Una madre sanjuanina fue estafada y enfrenta el desalojo: tiene un hijo con leucemia y pide ayuda
Antolina Garay, mamá de tres pibes, uno con leucemia, está por ser desalojada de la casita que armó hace una década y no tiene adónde ir. Suplica ayuda al gobernador y a la gente para no quedar en la calle con su familia.
Antolina Garay, vecina de Capital, está pasando un calvario y decidió contar su drama por las redes: enfrenta un desalojo y dice no tener donde refugiarse con sus tres hijos menores, uno de ellos con leucemia. La mujer hizo un llamado desesperado al Gobierno para que le brinden una solución habitacional inmediata.
En un video publicado en su perfil de Facebook, Antolina contó que hace diez años compró un terreno en calle San Francisco del Monte y levantó su hogar «con lo poco que tenía». La compra se hizo con un papel firmado por una mujer llamada Justa Güero, quien falleció poco después.
Sin embargo, el documento fue robado y la propia Antolina denunció el robo en la comisaría tercera. Tiempo más tarde, apareció la verdadera dueña del terreno, Cidanelia Guerrero, quien dejó que la familia quedara un tiempo, pero ahora inició acciones legales para recuperar la propiedad.
«Entiendo que es su terreno, pero hace diez años vivo acá con mis hijos y no tengo otro lugar donde ir», explicó con tristeza Antolina. La justicia ya falló a favor de Cidanelia Guerrero, y la jueza Vilma Balmaceda firmó el lanzamiento, por lo que en pocos días deberá irse de la vivienda.

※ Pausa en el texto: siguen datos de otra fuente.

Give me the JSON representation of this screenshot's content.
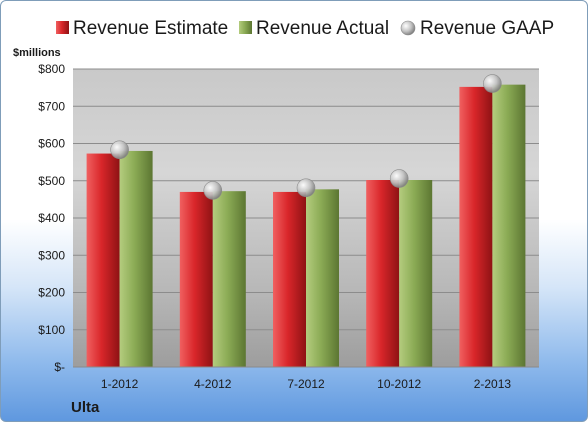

Antolina contó que está en una situación desesperante: tres hijos menores, uno peleando contra la leucemia y ella con certificado de discapacidad. «No tengo forma de pagar un alquiler», manifestó angustiada.

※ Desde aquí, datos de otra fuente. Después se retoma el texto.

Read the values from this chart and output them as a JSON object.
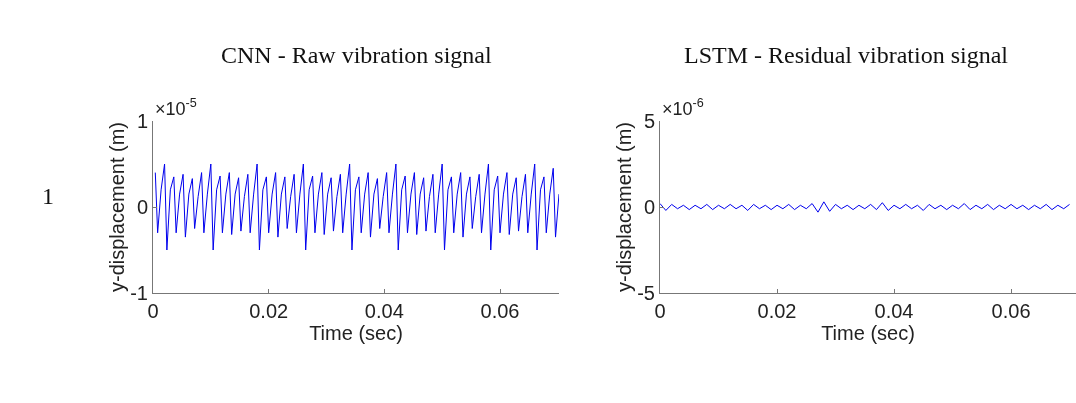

La mujer acudió a la Defensoría de Pobres y Ausentes, donde la recibió la doctora Melisa Fernández, pero sin luces al final del túnel. También fue a Casa de Gobierno, donde le señalaron que no podían intervenir porque la causa es una estafa privada.
«Solo pido que el Gobierno vea mi caso. No quiero que se fijen en los errores que cometí, sino que me ayuden por mis hijos», expresó entre lágrimas, reafirmando su pedido de ayuda.

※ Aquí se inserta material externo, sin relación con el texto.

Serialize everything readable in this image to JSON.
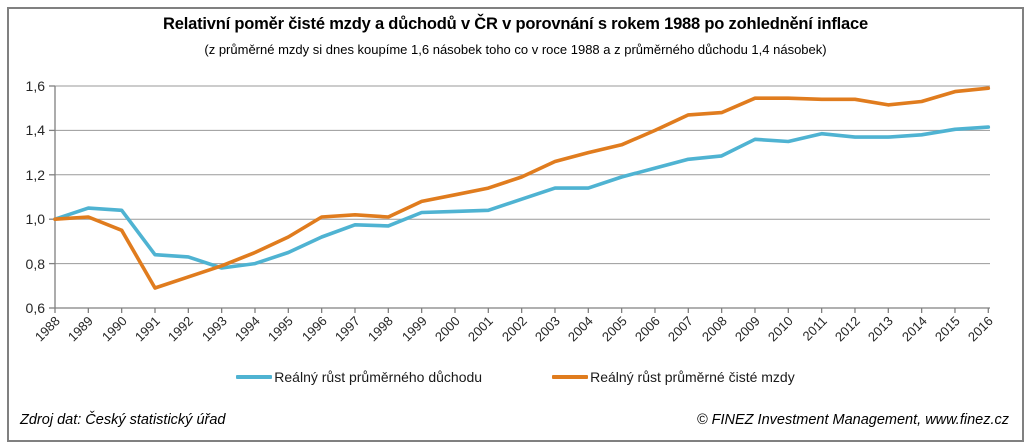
{
  "title": "Relativní poměr čisté mzdy a důchodů v ČR v porovnání s rokem 1988 po zohlednění inflace",
  "subtitle": "(z průměrné mzdy si dnes koupíme 1,6 násobek toho co v roce 1988 a z průměrného důchodu 1,4 násobek)",
  "legend": [
    {
      "label": "Reálný růst průměrného důchodu",
      "color": "#4FB3D2"
    },
    {
      "label": "Reálný růst průměrné čisté mzdy",
      "color": "#E07C1E"
    }
  ],
  "footer": {
    "source": "Zdroj dat: Český statistický úřad",
    "copyright": "© FINEZ Investment Management, www.finez.cz"
  },
  "colors": {
    "pension_line": "#4FB3D2",
    "wage_line": "#E07C1E",
    "gridline": "#9a9a9a",
    "axis": "#808080",
    "border": "#808080",
    "text": "#262626"
  },
  "chart_data": {
    "type": "line",
    "title": "Relativní poměr čisté mzdy a důchodů v ČR v porovnání s rokem 1988 po zohlednění inflace",
    "categories": [
      1988,
      1989,
      1990,
      1991,
      1992,
      1993,
      1994,
      1995,
      1996,
      1997,
      1998,
      1999,
      2000,
      2001,
      2002,
      2003,
      2004,
      2005,
      2006,
      2007,
      2008,
      2009,
      2010,
      2011,
      2012,
      2013,
      2014,
      2015,
      2016
    ],
    "series": [
      {
        "name": "Reálný růst průměrného důchodu",
        "color": "#4FB3D2",
        "values": [
          1.0,
          1.05,
          1.04,
          0.84,
          0.83,
          0.78,
          0.8,
          0.85,
          0.92,
          0.975,
          0.97,
          1.03,
          1.035,
          1.04,
          1.09,
          1.14,
          1.14,
          1.19,
          1.23,
          1.27,
          1.285,
          1.36,
          1.35,
          1.385,
          1.37,
          1.37,
          1.38,
          1.405,
          1.415
        ]
      },
      {
        "name": "Reálný růst průměrné čisté mzdy",
        "color": "#E07C1E",
        "values": [
          1.0,
          1.01,
          0.95,
          0.69,
          0.74,
          0.79,
          0.85,
          0.92,
          1.01,
          1.02,
          1.01,
          1.08,
          1.11,
          1.14,
          1.19,
          1.26,
          1.3,
          1.335,
          1.4,
          1.47,
          1.48,
          1.545,
          1.545,
          1.54,
          1.54,
          1.515,
          1.53,
          1.575,
          1.59
        ]
      }
    ],
    "xlabel": "",
    "ylabel": "",
    "ylim": [
      0.6,
      1.6
    ],
    "yticks": [
      0.6,
      0.8,
      1.0,
      1.2,
      1.4,
      1.6
    ],
    "ytick_labels": [
      "0,6",
      "0,8",
      "1,0",
      "1,2",
      "1,4",
      "1,6"
    ],
    "grid": true,
    "legend_position": "bottom"
  }
}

Además de la batalla por un techo, Antolina estudia Trabajo Social en la Facultad de Ciencias Sociales con la esperanza de darle un futuro mejor a sus hijos.
Finalmente hizo un llamado urgente a la solidaridad y pidió que su historia se difunda para obtener una respuesta rápida: «No tengo familiares que me puedan ayudar. Me quedan pocos días antes del desalojo. Solo necesito un techo para vivir con mis hijos y seguir adelante».